Le 25 juillet 2017 le Tribunal de première instance d’Al Hoceima avait condamné M. Hamid El Mahadoui à trois mois de prison ferme et 20 000 Dirhams d’amende (environ 1 798 euros) pour « incitation à commettre une infraction grave ou mineure au moyen de discours et de cris […] dans un lieu public » et « participation à l’organisation d’une manifestation non autorisée » selon les articles 299-1 du Code pénal et 14 du Dahir sur les rassemblements publics.
Le 28 juillet 2017, il a été transféré à la prison d’Okasha à Casablanca - où il se trouve toujours à la date de la publication de cet appel. Le 2 août 2017, une requête de liberté provisoire lui a été refusée.
M. Hamid El Mahadoui est également visé par des accusations de « manquements à son obligation de porter à la connaissance des autorités une tentative de nuire à la sécurité intérieure de l’Etat » dans le cadre d’une enquête relative aux manifestations du Hirak et pour lesquelles il encourt jusqu’à 5 ans de prison au terme de l’article 209 du Code pénal. Le Procureur de la Cour d’appel de Casablanca fonde ces accusations sur une conversion téléphonique qui aurait eu lieu le 2 juin 2017, au cours de laquelle un homme identifié comme « Noureddine », qui serait un marocain établi aux Pays-Bas opposant à la monarchie, aurait confié à M. Hamid El Mahadoui son intention de faire entrer illégalement des armes au Maroc. Dans le cadre de cette affaire, M. Hamid El Mahadoui a été présenté au juge d’instruction le 28 juillet 2017 et une audience prévue le 13 septembre a été reportée au 3 octobre 2017.

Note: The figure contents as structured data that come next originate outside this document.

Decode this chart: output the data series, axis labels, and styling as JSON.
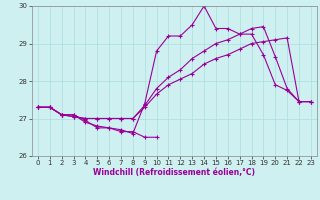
{
  "xlabel": "Windchill (Refroidissement éolien,°C)",
  "background_color": "#cff0f0",
  "grid_color": "#aadddd",
  "line_color": "#990099",
  "xlim": [
    -0.5,
    23.5
  ],
  "ylim": [
    26,
    30
  ],
  "yticks": [
    26,
    27,
    28,
    29,
    30
  ],
  "xticks": [
    0,
    1,
    2,
    3,
    4,
    5,
    6,
    7,
    8,
    9,
    10,
    11,
    12,
    13,
    14,
    15,
    16,
    17,
    18,
    19,
    20,
    21,
    22,
    23
  ],
  "series": [
    [
      27.3,
      27.3,
      27.1,
      27.1,
      26.95,
      26.75,
      26.75,
      26.65,
      26.65,
      26.5,
      26.5,
      null,
      null,
      null,
      null,
      null,
      null,
      null,
      null,
      null,
      null,
      null,
      null,
      null
    ],
    [
      27.3,
      27.3,
      27.1,
      27.1,
      26.9,
      26.8,
      26.75,
      26.7,
      26.6,
      27.4,
      28.8,
      29.2,
      29.2,
      29.5,
      30.0,
      29.4,
      29.4,
      29.25,
      29.25,
      28.7,
      27.9,
      27.75,
      27.45,
      27.45
    ],
    [
      27.3,
      27.3,
      27.1,
      27.05,
      27.0,
      27.0,
      27.0,
      27.0,
      27.0,
      27.35,
      27.8,
      28.1,
      28.3,
      28.6,
      28.8,
      29.0,
      29.1,
      29.25,
      29.4,
      29.45,
      28.65,
      27.8,
      27.45,
      27.45
    ],
    [
      27.3,
      27.3,
      27.1,
      27.05,
      27.0,
      27.0,
      27.0,
      27.0,
      27.0,
      27.3,
      27.65,
      27.9,
      28.05,
      28.2,
      28.45,
      28.6,
      28.7,
      28.85,
      29.0,
      29.05,
      29.1,
      29.15,
      27.45,
      27.45
    ]
  ],
  "tick_fontsize": 5,
  "xlabel_fontsize": 5.5,
  "xlabel_color": "#990099",
  "marker_size": 3,
  "line_width": 0.8
}
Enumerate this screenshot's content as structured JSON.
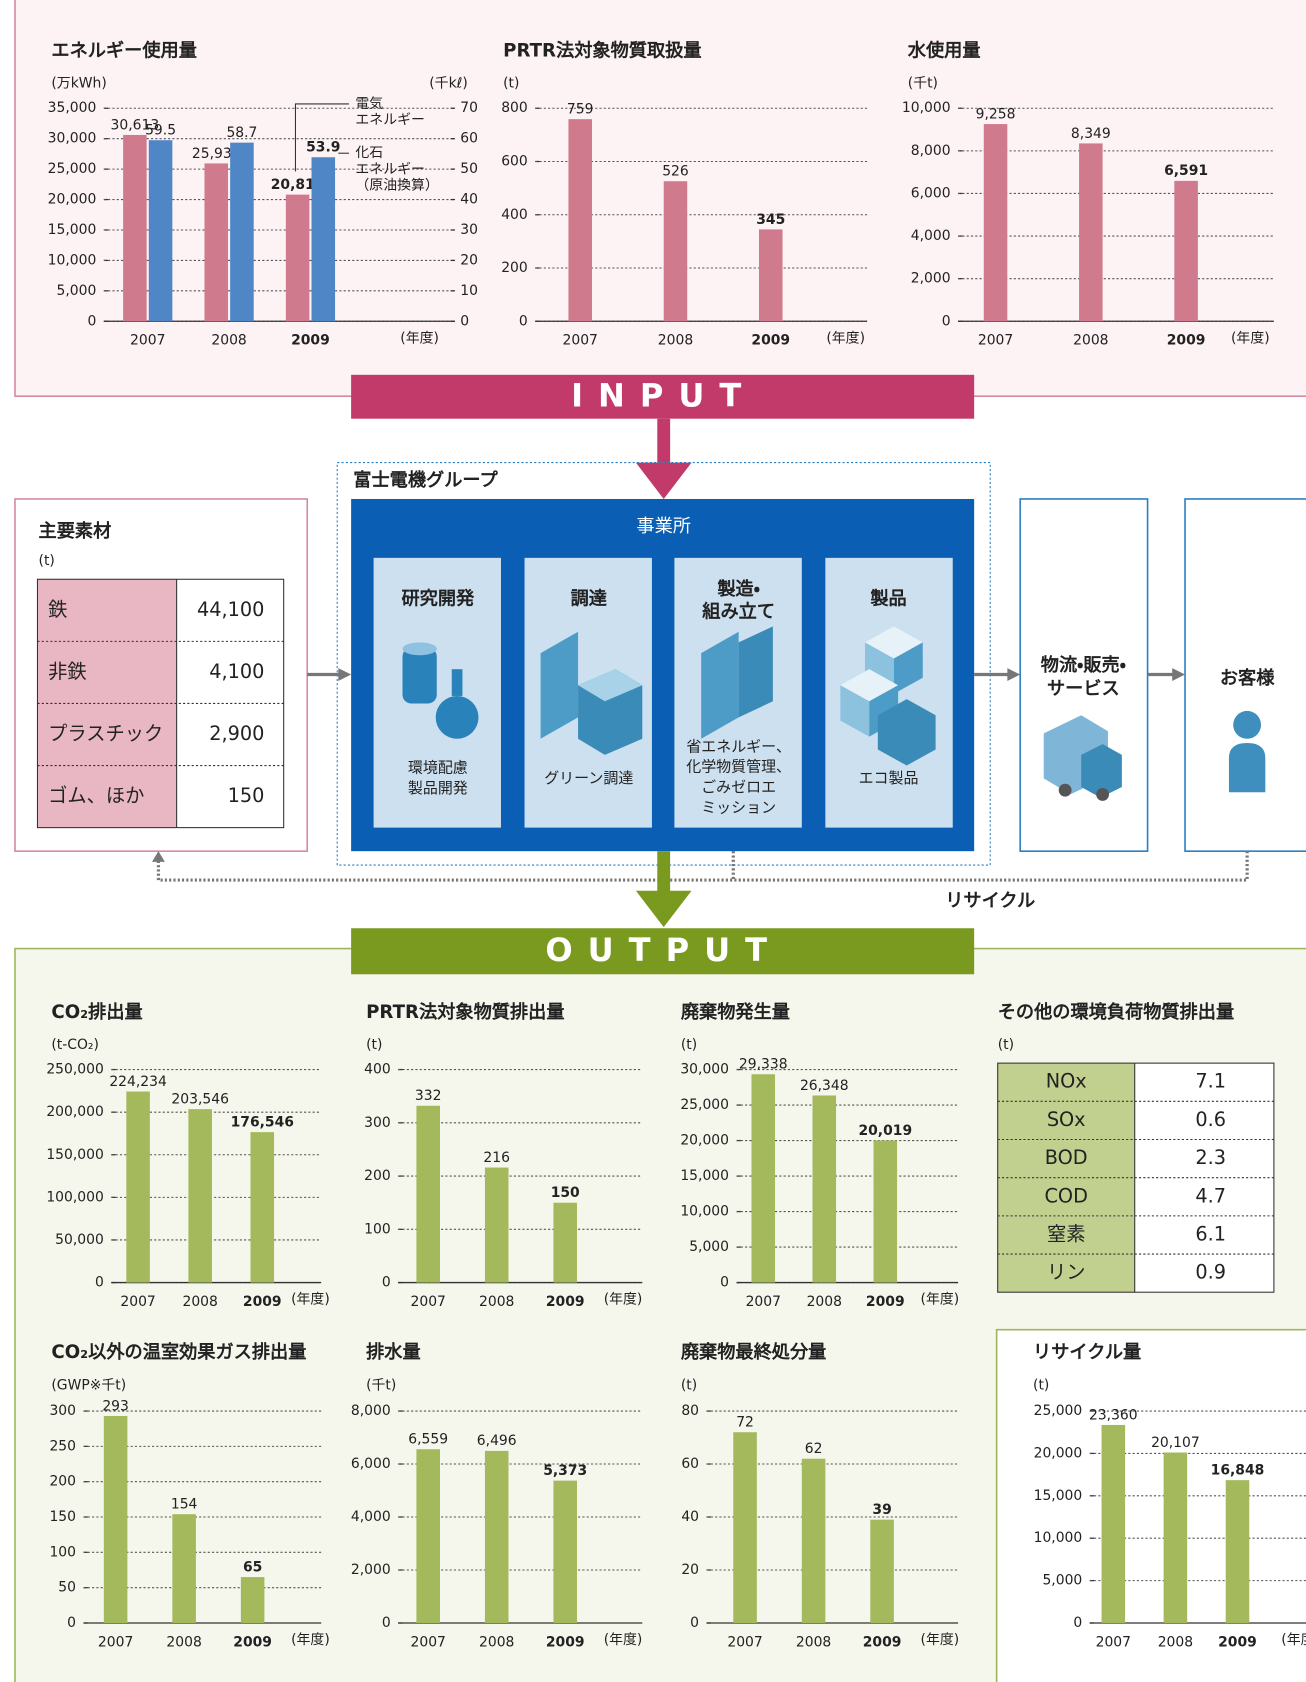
{
  "chart_data": [
    {
      "type": "bar",
      "title": "エネルギー使用量",
      "y_label": "(万kWh)",
      "y2_label": "(千kℓ)",
      "x_label": "(年度)",
      "categories": [
        "2007",
        "2008",
        "2009"
      ],
      "series": [
        {
          "name": "電気\nエネルギー",
          "color": "#d07a8e",
          "values": [
            30613,
            25937,
            20810
          ],
          "value_labels": [
            "30,613",
            "25,937",
            "20,810"
          ]
        },
        {
          "name": "化石\nエネルギー\n（原油換算）",
          "color": "#4f86c6",
          "axis": "y2",
          "values": [
            59.5,
            58.7,
            53.9
          ]
        }
      ],
      "ylim": [
        0,
        35000
      ],
      "yticks": [
        0,
        {
          "value": 5000,
          "label": "5,000"
        },
        {
          "value": 10000,
          "label": "10,000"
        },
        {
          "value": 15000,
          "label": "15,000"
        },
        {
          "value": 20000,
          "label": "20,000"
        },
        {
          "value": 25000,
          "label": "25,000"
        },
        {
          "value": 30000,
          "label": "30,000"
        },
        {
          "value": 35000,
          "label": "35,000"
        }
      ],
      "y2lim": [
        0,
        70
      ],
      "y2ticks": [
        0,
        10,
        20,
        30,
        40,
        50,
        60,
        70
      ],
      "grid": true
    },
    {
      "type": "bar",
      "title": "PRTR法対象物質取扱量",
      "y_label": "(t)",
      "x_label": "(年度)",
      "categories": [
        "2007",
        "2008",
        "2009"
      ],
      "values": [
        759,
        526,
        345
      ],
      "color": "#d07a8e",
      "ylim": [
        0,
        800
      ],
      "yticks": [
        0,
        200,
        400,
        600,
        800
      ],
      "grid": true
    },
    {
      "type": "bar",
      "title": "水使用量",
      "y_label": "(千t)",
      "x_label": "(年度)",
      "categories": [
        "2007",
        "2008",
        "2009"
      ],
      "values": [
        9258,
        8349,
        6591
      ],
      "value_labels": [
        "9,258",
        "8,349",
        "6,591"
      ],
      "color": "#d07a8e",
      "ylim": [
        0,
        10000
      ],
      "yticks": [
        0,
        {
          "value": 2000,
          "label": "2,000"
        },
        {
          "value": 4000,
          "label": "4,000"
        },
        {
          "value": 6000,
          "label": "6,000"
        },
        {
          "value": 8000,
          "label": "8,000"
        },
        {
          "value": 10000,
          "label": "10,000"
        }
      ],
      "grid": true
    },
    {
      "type": "bar",
      "title": "CO₂排出量",
      "y_label": "(t-CO₂)",
      "x_label": "(年度)",
      "categories": [
        "2007",
        "2008",
        "2009"
      ],
      "values": [
        224234,
        203546,
        176546
      ],
      "value_labels": [
        "224,234",
        "203,546",
        "176,546"
      ],
      "color": "#a3b95c",
      "ylim": [
        0,
        250000
      ],
      "yticks": [
        0,
        {
          "value": 50000,
          "label": "50,000"
        },
        {
          "value": 100000,
          "label": "100,000"
        },
        {
          "value": 150000,
          "label": "150,000"
        },
        {
          "value": 200000,
          "label": "200,000"
        },
        {
          "value": 250000,
          "label": "250,000"
        }
      ],
      "grid": true
    },
    {
      "type": "bar",
      "title": "PRTR法対象物質排出量",
      "y_label": "(t)",
      "x_label": "(年度)",
      "categories": [
        "2007",
        "2008",
        "2009"
      ],
      "values": [
        332,
        216,
        150
      ],
      "color": "#a3b95c",
      "ylim": [
        0,
        400
      ],
      "yticks": [
        0,
        100,
        200,
        300,
        400
      ],
      "grid": true
    },
    {
      "type": "bar",
      "title": "廃棄物発生量",
      "y_label": "(t)",
      "x_label": "(年度)",
      "categories": [
        "2007",
        "2008",
        "2009"
      ],
      "values": [
        29338,
        26348,
        20019
      ],
      "value_labels": [
        "29,338",
        "26,348",
        "20,019"
      ],
      "color": "#a3b95c",
      "ylim": [
        0,
        30000
      ],
      "yticks": [
        0,
        {
          "value": 5000,
          "label": "5,000"
        },
        {
          "value": 10000,
          "label": "10,000"
        },
        {
          "value": 15000,
          "label": "15,000"
        },
        {
          "value": 20000,
          "label": "20,000"
        },
        {
          "value": 25000,
          "label": "25,000"
        },
        {
          "value": 30000,
          "label": "30,000"
        }
      ],
      "grid": true
    },
    {
      "type": "bar",
      "title": "CO₂以外の温室効果ガス排出量",
      "y_label": "(GWP※千t)",
      "x_label": "(年度)",
      "categories": [
        "2007",
        "2008",
        "2009"
      ],
      "values": [
        293,
        154,
        65
      ],
      "color": "#a3b95c",
      "ylim": [
        0,
        300
      ],
      "yticks": [
        0,
        50,
        100,
        150,
        200,
        250,
        300
      ],
      "grid": true
    },
    {
      "type": "bar",
      "title": "排水量",
      "y_label": "(千t)",
      "x_label": "(年度)",
      "categories": [
        "2007",
        "2008",
        "2009"
      ],
      "values": [
        6559,
        6496,
        5373
      ],
      "value_labels": [
        "6,559",
        "6,496",
        "5,373"
      ],
      "color": "#a3b95c",
      "ylim": [
        0,
        8000
      ],
      "yticks": [
        0,
        {
          "value": 2000,
          "label": "2,000"
        },
        {
          "value": 4000,
          "label": "4,000"
        },
        {
          "value": 6000,
          "label": "6,000"
        },
        {
          "value": 8000,
          "label": "8,000"
        }
      ],
      "grid": true
    },
    {
      "type": "bar",
      "title": "廃棄物最終処分量",
      "y_label": "(t)",
      "x_label": "(年度)",
      "categories": [
        "2007",
        "2008",
        "2009"
      ],
      "values": [
        72,
        62,
        39
      ],
      "color": "#a3b95c",
      "ylim": [
        0,
        80
      ],
      "yticks": [
        0,
        20,
        40,
        60,
        80
      ],
      "grid": true
    },
    {
      "type": "bar",
      "title": "リサイクル量",
      "y_label": "(t)",
      "x_label": "(年度)",
      "categories": [
        "2007",
        "2008",
        "2009"
      ],
      "values": [
        23360,
        20107,
        16848
      ],
      "value_labels": [
        "23,360",
        "20,107",
        "16,848"
      ],
      "color": "#a3b95c",
      "ylim": [
        0,
        25000
      ],
      "yticks": [
        0,
        {
          "value": 5000,
          "label": "5,000"
        },
        {
          "value": 10000,
          "label": "10,000"
        },
        {
          "value": 15000,
          "label": "15,000"
        },
        {
          "value": 20000,
          "label": "20,000"
        },
        {
          "value": 25000,
          "label": "25,000"
        }
      ],
      "grid": true
    }
  ],
  "input_label": "INPUT",
  "output_label": "OUTPUT",
  "group_label": "富士電機グループ",
  "site_label": "事業所",
  "processes": [
    {
      "title": "研究開発",
      "note": "環境配慮\n製品開発"
    },
    {
      "title": "調達",
      "note": "グリーン調達"
    },
    {
      "title": "製造・\n組み立て",
      "note": "省エネルギー、\n化学物質管理、\nごみゼロエ\nミッション"
    },
    {
      "title": "製品",
      "note": "エコ製品"
    }
  ],
  "logistics": "物流・販売・\nサービス",
  "customer": "お客様",
  "recycle": "リサイクル",
  "materials": {
    "title": "主要素材",
    "unit": "(t)",
    "rows": [
      [
        "鉄",
        "44,100"
      ],
      [
        "非鉄",
        "4,100"
      ],
      [
        "プラスチック",
        "2,900"
      ],
      [
        "ゴム、ほか",
        "150"
      ]
    ]
  },
  "emissions": {
    "title": "その他の環境負荷物質排出量",
    "unit": "(t)",
    "rows": [
      [
        "NOx",
        "7.1"
      ],
      [
        "SOx",
        "0.6"
      ],
      [
        "BOD",
        "2.3"
      ],
      [
        "COD",
        "4.7"
      ],
      [
        "窒素",
        "6.1"
      ],
      [
        "リン",
        "0.9"
      ]
    ]
  }
}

L’Observatoire a également été informé de la grave dégradation de l’état de santé de M. Rabie Al-Ablak, qui a été transféré le 27 juillet 2017 à l’hôpital Moulay Youssef de Casablanca depuis la prison d’Okasha où il était détenu depuis le 28 mai 2017. M. Rabie Al-Ablak avait été arrêté le 28 mai 2017 dans les locaux de Baldid.info à Al Hoceima. et avait réalisé une grève de la faim entre le 26 juin et le 3 août 2017 pour protester contre son arrestation arbitraire, ses conditions de détention et les mauvais traitements subis depuis son arrestation.